Our general approach towards jaguar reintroduction
The most straightforward method to reintroduce a large predator like jaguar is to capture and translocate wild individuals after keeping them in pre-release pens where they get habituated to their new habitat. Sadly, existing jaguar populations in Argentina are highly endangered and it won’t be possible to extract animals from them to start a new population in Iberá. Similarly, it would be extremely difficult to get permission from neighboring countries to capture and translocate wild jaguars from their territory.
Therefore, our general approach to jaguar reintroduction will be based on obtaining pairs of captive jaguars in order to breed them in such ways that their offspring could be released in the wild. This implies designing and managing large pens where young jaguars learn to hunt wild prey without getting habituated to humans.

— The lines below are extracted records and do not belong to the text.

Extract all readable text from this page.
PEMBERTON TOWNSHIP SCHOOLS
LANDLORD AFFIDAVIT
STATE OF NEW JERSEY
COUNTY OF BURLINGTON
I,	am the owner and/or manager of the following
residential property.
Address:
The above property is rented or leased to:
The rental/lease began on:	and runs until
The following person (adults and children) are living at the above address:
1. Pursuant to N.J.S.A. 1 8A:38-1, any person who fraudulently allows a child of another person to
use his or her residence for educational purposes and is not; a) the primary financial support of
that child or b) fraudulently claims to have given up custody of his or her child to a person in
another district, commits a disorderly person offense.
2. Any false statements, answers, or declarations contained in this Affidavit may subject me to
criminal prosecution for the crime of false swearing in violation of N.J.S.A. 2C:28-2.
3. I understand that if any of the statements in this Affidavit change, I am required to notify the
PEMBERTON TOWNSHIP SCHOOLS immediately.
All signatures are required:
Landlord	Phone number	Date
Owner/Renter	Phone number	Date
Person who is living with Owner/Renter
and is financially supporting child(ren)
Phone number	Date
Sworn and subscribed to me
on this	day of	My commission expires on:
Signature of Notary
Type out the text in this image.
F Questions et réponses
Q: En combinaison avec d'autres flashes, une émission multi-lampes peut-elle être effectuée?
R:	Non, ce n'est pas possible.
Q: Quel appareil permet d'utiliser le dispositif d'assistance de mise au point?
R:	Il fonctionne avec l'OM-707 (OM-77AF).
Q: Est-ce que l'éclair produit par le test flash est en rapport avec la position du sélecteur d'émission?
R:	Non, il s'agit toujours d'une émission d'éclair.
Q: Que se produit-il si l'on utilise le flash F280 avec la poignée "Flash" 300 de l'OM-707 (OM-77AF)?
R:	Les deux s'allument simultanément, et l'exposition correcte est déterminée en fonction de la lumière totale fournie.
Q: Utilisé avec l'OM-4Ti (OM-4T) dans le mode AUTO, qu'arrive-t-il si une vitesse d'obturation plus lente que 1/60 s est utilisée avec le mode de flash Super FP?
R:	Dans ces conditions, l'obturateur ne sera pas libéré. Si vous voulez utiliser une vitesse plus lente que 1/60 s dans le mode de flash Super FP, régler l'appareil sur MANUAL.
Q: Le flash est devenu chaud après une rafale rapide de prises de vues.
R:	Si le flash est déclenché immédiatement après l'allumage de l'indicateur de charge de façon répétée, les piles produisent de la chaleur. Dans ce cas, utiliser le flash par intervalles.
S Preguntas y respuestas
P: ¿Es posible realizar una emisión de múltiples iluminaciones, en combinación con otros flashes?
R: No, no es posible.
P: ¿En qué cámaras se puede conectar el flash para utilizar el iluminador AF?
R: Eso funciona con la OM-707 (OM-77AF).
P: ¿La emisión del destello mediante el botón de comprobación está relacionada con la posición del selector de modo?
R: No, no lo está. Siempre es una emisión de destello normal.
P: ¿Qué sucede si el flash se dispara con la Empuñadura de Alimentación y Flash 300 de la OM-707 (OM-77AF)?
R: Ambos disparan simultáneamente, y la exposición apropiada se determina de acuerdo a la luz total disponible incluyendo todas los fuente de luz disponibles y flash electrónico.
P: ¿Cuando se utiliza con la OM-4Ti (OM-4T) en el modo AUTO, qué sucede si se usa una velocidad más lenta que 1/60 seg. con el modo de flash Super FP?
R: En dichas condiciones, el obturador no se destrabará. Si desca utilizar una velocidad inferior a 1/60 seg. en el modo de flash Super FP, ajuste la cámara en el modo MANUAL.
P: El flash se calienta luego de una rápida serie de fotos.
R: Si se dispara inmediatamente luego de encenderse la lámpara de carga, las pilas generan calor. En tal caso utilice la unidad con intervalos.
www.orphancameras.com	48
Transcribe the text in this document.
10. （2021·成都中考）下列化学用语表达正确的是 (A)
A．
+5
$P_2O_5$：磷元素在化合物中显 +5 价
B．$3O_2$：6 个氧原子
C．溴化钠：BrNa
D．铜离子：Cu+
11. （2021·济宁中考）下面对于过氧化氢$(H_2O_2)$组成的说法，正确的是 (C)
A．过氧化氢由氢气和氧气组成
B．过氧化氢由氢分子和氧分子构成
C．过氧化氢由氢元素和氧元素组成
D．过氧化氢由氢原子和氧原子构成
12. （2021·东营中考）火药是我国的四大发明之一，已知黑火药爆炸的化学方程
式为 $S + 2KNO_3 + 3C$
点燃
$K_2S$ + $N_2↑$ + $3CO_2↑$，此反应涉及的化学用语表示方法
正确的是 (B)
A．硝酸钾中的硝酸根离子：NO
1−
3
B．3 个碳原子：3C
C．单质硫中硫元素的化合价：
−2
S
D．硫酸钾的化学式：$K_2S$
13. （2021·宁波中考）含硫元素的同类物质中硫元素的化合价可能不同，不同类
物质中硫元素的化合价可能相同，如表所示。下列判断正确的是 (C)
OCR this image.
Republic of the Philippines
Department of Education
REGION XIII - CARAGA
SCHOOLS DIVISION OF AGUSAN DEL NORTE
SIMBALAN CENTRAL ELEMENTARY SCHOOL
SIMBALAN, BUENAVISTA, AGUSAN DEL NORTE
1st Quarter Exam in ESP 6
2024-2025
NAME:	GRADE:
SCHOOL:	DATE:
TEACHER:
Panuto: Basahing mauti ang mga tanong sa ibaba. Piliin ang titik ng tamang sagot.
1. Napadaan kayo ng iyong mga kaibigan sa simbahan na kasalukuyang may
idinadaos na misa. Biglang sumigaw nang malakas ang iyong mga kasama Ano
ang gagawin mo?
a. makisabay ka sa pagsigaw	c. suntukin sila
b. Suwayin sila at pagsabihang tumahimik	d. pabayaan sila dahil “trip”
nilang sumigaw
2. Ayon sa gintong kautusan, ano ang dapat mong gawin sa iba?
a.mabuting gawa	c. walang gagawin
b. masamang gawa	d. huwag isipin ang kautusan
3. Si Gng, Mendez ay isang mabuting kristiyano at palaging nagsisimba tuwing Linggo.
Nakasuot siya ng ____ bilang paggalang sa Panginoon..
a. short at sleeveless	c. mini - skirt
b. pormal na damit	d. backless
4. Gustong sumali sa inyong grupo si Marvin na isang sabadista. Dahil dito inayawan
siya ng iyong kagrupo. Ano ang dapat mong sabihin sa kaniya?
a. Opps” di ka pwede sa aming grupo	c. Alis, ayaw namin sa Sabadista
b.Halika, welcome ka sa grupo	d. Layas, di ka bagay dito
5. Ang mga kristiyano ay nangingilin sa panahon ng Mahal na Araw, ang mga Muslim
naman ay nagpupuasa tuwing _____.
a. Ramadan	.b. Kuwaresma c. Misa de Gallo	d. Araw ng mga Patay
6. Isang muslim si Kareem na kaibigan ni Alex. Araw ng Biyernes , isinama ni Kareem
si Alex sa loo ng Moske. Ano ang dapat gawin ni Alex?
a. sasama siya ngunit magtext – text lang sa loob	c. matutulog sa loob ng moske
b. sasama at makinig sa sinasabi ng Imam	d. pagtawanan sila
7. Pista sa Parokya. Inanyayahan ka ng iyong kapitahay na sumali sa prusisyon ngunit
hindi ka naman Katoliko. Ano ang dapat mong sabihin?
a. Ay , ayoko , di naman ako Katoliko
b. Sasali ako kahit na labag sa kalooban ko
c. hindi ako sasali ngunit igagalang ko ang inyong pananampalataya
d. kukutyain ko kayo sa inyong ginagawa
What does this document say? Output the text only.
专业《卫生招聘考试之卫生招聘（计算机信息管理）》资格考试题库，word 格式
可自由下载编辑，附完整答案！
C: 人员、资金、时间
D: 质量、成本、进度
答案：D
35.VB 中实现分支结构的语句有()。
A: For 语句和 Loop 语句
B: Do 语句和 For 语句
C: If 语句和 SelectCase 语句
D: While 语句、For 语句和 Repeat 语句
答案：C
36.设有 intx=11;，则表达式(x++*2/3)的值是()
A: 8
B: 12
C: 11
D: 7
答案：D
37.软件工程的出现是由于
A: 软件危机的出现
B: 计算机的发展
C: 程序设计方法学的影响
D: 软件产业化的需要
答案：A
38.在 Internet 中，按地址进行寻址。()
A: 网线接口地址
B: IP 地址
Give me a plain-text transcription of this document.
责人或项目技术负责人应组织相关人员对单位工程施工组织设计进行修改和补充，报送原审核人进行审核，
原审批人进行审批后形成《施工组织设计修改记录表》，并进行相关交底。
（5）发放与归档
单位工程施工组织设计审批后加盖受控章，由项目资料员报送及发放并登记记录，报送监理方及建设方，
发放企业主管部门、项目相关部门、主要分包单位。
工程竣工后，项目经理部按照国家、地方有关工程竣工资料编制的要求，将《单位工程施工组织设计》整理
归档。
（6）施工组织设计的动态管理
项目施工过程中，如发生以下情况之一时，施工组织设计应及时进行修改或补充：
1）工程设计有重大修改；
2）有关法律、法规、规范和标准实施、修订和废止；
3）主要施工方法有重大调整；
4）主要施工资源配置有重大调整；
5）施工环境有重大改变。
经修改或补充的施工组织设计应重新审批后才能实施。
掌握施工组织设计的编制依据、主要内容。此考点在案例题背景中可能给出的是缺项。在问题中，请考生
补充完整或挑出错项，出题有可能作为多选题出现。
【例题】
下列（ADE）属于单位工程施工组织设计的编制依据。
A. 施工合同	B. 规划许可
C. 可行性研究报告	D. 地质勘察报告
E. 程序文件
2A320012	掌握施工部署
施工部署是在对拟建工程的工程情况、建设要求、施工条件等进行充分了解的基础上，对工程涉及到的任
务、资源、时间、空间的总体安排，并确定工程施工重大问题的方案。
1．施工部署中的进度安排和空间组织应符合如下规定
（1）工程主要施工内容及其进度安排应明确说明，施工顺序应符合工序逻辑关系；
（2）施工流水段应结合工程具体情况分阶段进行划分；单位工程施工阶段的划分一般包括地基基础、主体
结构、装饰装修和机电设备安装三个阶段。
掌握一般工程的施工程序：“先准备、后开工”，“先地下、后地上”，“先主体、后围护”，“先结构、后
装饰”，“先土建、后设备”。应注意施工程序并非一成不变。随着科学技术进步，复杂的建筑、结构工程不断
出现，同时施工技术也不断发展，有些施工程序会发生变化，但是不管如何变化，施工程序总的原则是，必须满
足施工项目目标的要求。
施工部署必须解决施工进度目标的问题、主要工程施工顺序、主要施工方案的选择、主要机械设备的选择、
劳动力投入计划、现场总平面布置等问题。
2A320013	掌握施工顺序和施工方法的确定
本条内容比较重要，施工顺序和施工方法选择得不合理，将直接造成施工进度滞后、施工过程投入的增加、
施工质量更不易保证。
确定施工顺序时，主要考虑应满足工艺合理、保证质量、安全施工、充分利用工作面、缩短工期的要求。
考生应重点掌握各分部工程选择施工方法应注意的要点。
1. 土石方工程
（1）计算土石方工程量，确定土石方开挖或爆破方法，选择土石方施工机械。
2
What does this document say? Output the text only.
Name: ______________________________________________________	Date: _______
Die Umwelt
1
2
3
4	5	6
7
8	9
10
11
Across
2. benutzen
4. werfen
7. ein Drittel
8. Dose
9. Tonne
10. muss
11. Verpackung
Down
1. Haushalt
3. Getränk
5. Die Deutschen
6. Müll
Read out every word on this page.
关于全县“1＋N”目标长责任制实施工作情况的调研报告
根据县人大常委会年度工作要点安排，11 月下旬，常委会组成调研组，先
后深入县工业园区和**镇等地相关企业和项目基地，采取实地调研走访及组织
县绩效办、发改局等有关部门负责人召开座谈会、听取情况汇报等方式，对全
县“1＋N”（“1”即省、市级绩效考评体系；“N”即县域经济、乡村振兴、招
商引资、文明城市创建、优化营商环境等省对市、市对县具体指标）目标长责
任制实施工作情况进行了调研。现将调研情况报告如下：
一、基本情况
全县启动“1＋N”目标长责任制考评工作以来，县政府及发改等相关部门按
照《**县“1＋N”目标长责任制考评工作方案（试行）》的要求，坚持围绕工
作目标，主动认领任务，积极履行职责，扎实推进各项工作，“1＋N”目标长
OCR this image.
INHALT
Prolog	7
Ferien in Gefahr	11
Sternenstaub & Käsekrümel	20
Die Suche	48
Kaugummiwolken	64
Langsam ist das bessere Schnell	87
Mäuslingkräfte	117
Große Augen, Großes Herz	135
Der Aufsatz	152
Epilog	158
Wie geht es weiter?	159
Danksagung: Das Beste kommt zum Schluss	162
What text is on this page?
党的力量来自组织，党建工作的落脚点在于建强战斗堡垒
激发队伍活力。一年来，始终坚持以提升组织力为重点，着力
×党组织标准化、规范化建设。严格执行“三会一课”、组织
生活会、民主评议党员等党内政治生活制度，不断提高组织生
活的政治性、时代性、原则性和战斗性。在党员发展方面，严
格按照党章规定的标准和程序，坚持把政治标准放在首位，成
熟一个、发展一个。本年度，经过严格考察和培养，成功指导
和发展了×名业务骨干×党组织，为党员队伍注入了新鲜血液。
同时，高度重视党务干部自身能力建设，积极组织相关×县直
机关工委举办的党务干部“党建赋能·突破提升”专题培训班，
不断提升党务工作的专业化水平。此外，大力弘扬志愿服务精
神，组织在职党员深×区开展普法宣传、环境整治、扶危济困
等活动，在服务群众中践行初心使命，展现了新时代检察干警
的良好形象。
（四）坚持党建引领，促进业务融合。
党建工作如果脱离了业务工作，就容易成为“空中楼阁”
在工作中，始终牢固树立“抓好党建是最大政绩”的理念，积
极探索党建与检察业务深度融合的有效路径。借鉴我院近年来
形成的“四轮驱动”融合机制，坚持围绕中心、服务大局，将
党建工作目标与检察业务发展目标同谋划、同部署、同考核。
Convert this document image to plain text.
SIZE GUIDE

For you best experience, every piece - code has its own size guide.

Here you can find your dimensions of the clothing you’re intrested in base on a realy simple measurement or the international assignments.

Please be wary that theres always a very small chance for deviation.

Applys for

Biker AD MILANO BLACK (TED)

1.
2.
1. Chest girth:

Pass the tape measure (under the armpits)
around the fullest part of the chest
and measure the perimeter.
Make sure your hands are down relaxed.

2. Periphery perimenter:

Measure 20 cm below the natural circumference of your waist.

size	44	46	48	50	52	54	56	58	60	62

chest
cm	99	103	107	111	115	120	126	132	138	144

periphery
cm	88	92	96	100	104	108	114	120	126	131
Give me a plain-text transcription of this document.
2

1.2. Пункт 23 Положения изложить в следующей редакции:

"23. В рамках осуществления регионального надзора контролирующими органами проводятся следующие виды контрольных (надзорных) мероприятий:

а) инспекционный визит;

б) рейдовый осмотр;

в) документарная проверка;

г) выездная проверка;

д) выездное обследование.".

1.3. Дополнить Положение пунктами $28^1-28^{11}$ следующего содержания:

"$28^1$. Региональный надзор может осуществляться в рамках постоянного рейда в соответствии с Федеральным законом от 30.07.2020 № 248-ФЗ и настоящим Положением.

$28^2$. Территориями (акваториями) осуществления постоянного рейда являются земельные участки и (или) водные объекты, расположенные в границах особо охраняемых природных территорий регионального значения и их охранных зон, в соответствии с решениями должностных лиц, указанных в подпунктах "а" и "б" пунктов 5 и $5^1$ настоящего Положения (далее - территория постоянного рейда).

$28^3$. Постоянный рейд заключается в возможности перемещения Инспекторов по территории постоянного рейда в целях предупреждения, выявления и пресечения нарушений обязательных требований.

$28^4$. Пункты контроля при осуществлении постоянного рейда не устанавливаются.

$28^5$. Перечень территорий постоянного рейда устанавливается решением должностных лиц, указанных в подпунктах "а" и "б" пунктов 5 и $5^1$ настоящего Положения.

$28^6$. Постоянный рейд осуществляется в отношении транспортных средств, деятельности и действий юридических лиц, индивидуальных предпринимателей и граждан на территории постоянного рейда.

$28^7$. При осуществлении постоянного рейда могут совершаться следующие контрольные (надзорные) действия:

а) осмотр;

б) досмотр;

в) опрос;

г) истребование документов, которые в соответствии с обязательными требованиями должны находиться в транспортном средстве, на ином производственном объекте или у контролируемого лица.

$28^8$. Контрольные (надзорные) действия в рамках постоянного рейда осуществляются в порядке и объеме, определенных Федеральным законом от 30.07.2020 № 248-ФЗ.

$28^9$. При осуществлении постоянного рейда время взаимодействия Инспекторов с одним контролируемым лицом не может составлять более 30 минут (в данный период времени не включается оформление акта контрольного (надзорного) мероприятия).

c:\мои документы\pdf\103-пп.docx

Once these captive-born jaguars reach independent age, they will be transported to pre-release pens on a strict reserve sited that is far away from people and cattle, and harbors optimum habitat and abundant wild prey. In order to avoid long-range exploratory movements from male jaguars, females will be used as “anchors” around which males will establish their home-ranges. All released animals will have a GPS collar that will provide regular information on their whereabouts and activity patterns.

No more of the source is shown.